Olivier Mosset, Collaborations — Centre culturel Suisse
Le plus américain des Helvètes, installé à Tucson, expose jusqu’au 30 mars ses œuvres réalisées en collaboration avec plusieurs artistes, tels que Madjid Hakimi, Bertrand Lavier, Jacob Kassay, Alix Lambert, Jeffrey Schad & Vincent Szarek ou encore Marie-Agnès Gillot. Il en résulte un parcours passionnant où l’empreinte de cet ancien assistant de Tinguely est à la fois partout et nulle part.

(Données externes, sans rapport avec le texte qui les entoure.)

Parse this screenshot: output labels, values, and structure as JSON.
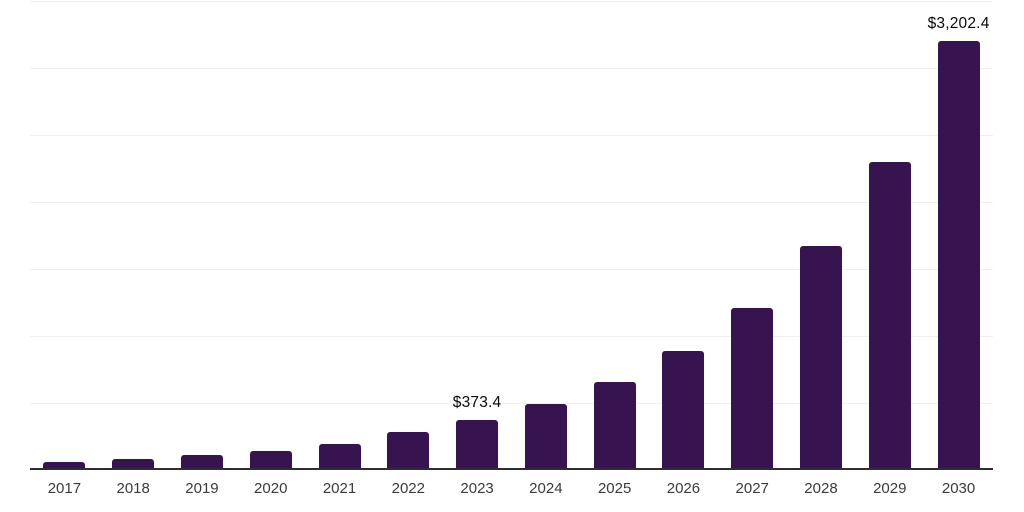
{
  "chart_data": {
    "type": "bar",
    "title": "",
    "xlabel": "",
    "ylabel": "",
    "categories": [
      "2017",
      "2018",
      "2019",
      "2020",
      "2021",
      "2022",
      "2023",
      "2024",
      "2025",
      "2026",
      "2027",
      "2028",
      "2029",
      "2030"
    ],
    "values": [
      58,
      80,
      115,
      145,
      193,
      280,
      373.4,
      495,
      655,
      890,
      1210,
      1670,
      2300,
      3202.4
    ],
    "data_labels": {
      "2023": "$373.4",
      "2030": "$3,202.4"
    },
    "ylim": [
      0,
      3500
    ],
    "gridline_interval": 500,
    "grid": "horizontal",
    "legend": "none",
    "y_axis_labels_visible": false,
    "colors": {
      "bar": "#371450",
      "axis_line": "#2e2e2e",
      "gridline": "#f0f0f0",
      "data_label": "#0a0a0a",
      "tick_label": "#3a3a3a",
      "background": "#ffffff"
    }
  }
}
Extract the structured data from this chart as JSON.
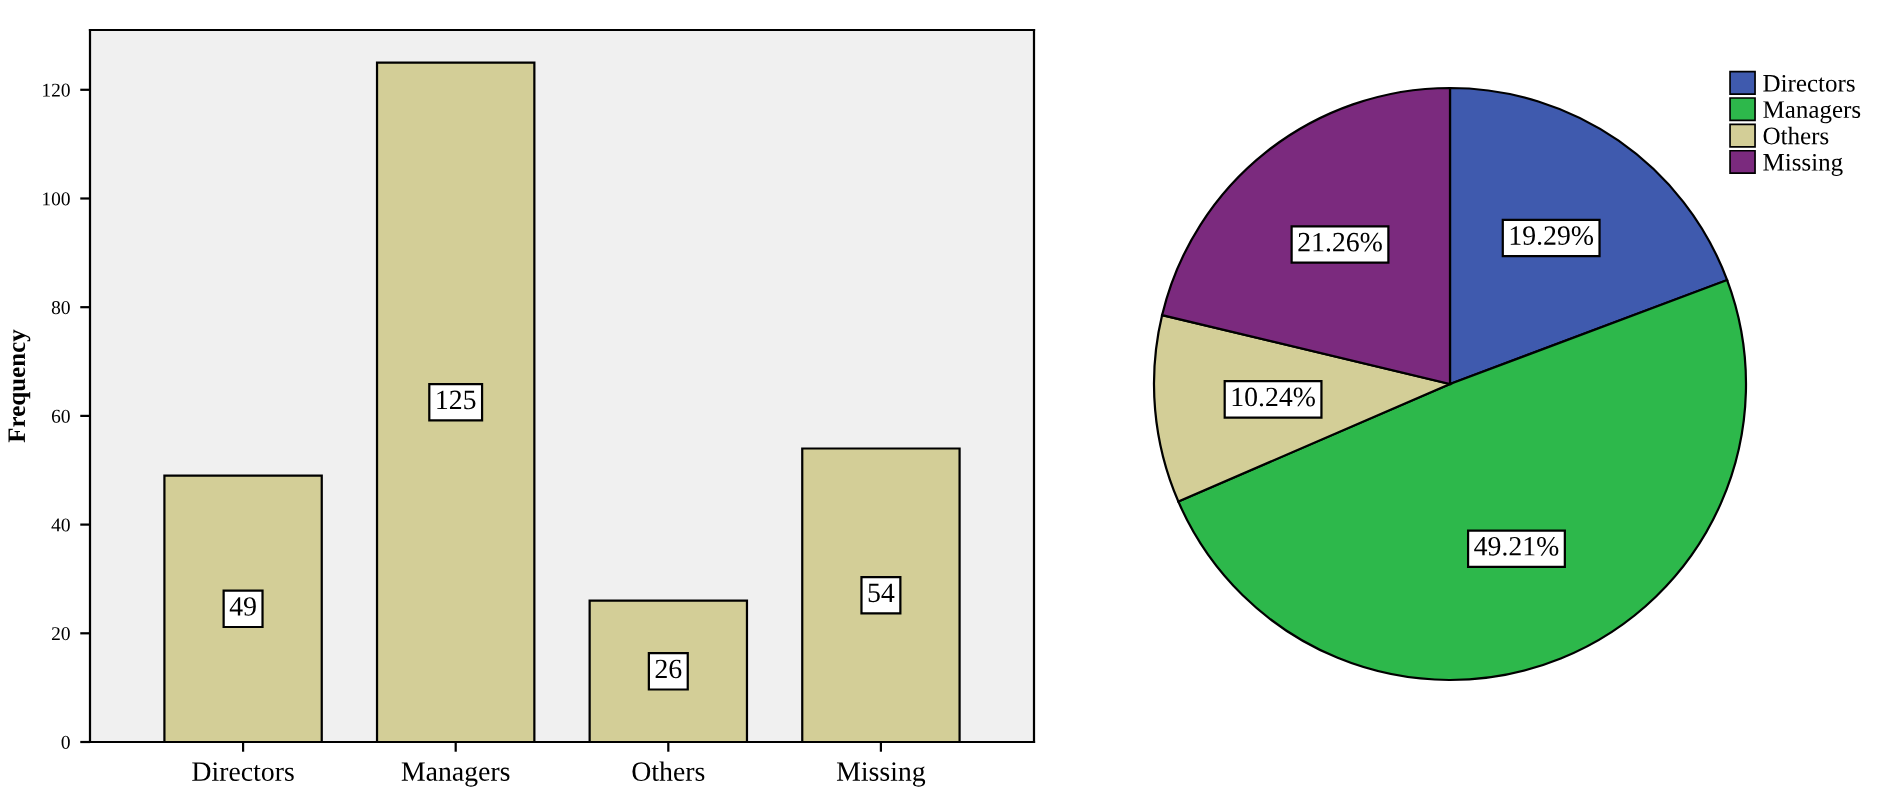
{
  "chart_data": [
    {
      "type": "bar",
      "ylabel": "Frequency",
      "categories": [
        "Directors",
        "Managers",
        "Others",
        "Missing"
      ],
      "values": [
        49,
        125,
        26,
        54
      ],
      "color": "#d3ce97",
      "ylim": [
        0,
        131
      ],
      "yticks": [
        0,
        20,
        40,
        60,
        80,
        100,
        120
      ],
      "data_labels": true,
      "grid": false,
      "legend": false
    },
    {
      "type": "pie",
      "categories": [
        "Directors",
        "Managers",
        "Others",
        "Missing"
      ],
      "values": [
        19.29,
        49.21,
        10.24,
        21.26
      ],
      "colors": [
        "#3f5aae",
        "#2db84b",
        "#d3ce97",
        "#7b2a7e"
      ],
      "value_labels": [
        "19.29%",
        "49.21%",
        "10.24%",
        "21.26%"
      ],
      "legend": "top right"
    }
  ]
}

« Olivier Mosset — Collaborations », CCS — Centre culturel suisse du 17 janvier au 30 mars 2014. En savoir plus Olivier Mosset se montre sous un jour nouveau. Auréolé et comme recouvert d’une altérité qui n’enlève rien à la strate originelle. Mélange subtil dans lequel il est ludique de distinguer la paternité de Mosset. Par touches, et dans l’ensemble, il est donc bien là. Avec Madjid Hakimi, on le sent revenir à ses cercles neutres, objets visuels dont il est coutumier. Cercles, ou plutôt ronds lumineux, disposés en corolle au fond d’une salle plongée dans le noir. Jusqu’à eux, on progresse, boitillant, attirés comme des insectes par la lumière, avec la peur certaine de tomber. Perte de repères, nous sommes réduits à une rétine. Happés.Dans la salle suivante, Mosset s’amuse avec Bertrand Lavier à créer un espace aux couleurs vives qui nous rappelle la puissance radicale de ses monochromes peints autour de 77 dans un New-York baigné d’abstraction. Le couple Lavier / Mosset est éminemment abouti. Les deux se rejoignent évidemment sur le dépassement duchampien tout autant que sur le statut de la peinture-objet. En vis-à-vis, un miroir reflète les deux couleurs primaires utilisées par Lavier et Mosset, baignant toute la pièce dans un halo à la belle franchise tonale. Sur le miroir, en son milieu, une barre de danseuse a été apposée. Jacob Kassay signe sans doute avec Mosset le plus surprenant duo. Où sont les petits rats de l’Opéra ? La salle de danse est prête, il n’y a plus qu’à aligner les grands battements, les arabesques et les pirouettes.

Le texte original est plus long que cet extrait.